郊外の九份や基隆、猫空にも足を伸ばした。
有名店で飲茶をしたり、
夜市で屋台グルメも楽しんだ。

女友達との旅行は気楽だし、
周りから親切にもされるので、
快適に過ごせた。

五つ星ホテルの中にあるエステにも行ったら、
「系列店で少しリーズナブルな足裏マッサージの店舗を新しくオープンします」と、クーポン付きのショップカードを貰った。

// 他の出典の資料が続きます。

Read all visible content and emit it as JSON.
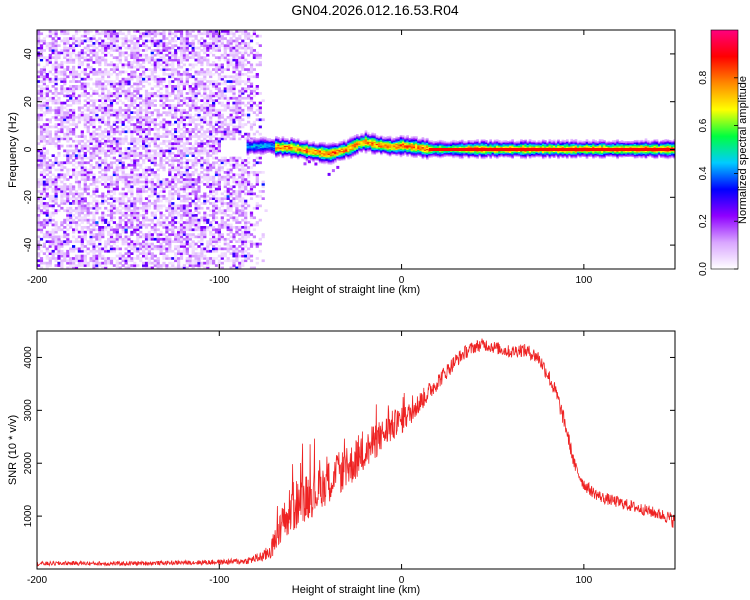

最後の夜に、そのリーズナブルな足裏マッサージに行ってみることにした。



その店は、店内も新しくて、良くある外から見える所にズラリと足裏マッサージの椅子が並んでいるような店舗ではなかった。


入ってすぐのスペースは、
古いアンティークのような中国の重厚な家具が置かれていて、
1本の欅か何かから切り出して作られたような茶盤がそのままテーブルになったようなものも置かれていた。


中国茶が大好きな私は、

「これ…素晴らしいわ!」と思わず呟くと、

「お気に召しましたか?」と中国語で言いながら年配の上品な男性が奥から出てきた。


片言の中国語で、
「こんな素晴らしいものは見たこともありません」と答えると、

「日本の方ですか?」と日本語で訊かれた。


わざと、台湾語で、
「はい。私は日本人です」というと、
嬉しそうに「台湾語も喋れるのですか」と笑った。


「少しだけです」と更に言うと、

「良かったらお座りください」と言いながら、
奥に声を掛けた。


奥から長身のハンサムな若い男が出てきた。


「息子は日本語が出来るから」と言って、
「ごゆっくり」と笑うと奥に入ってしまった。


優子さんと顔を見合わせると、
「どうしよう?」と小さい声で言った。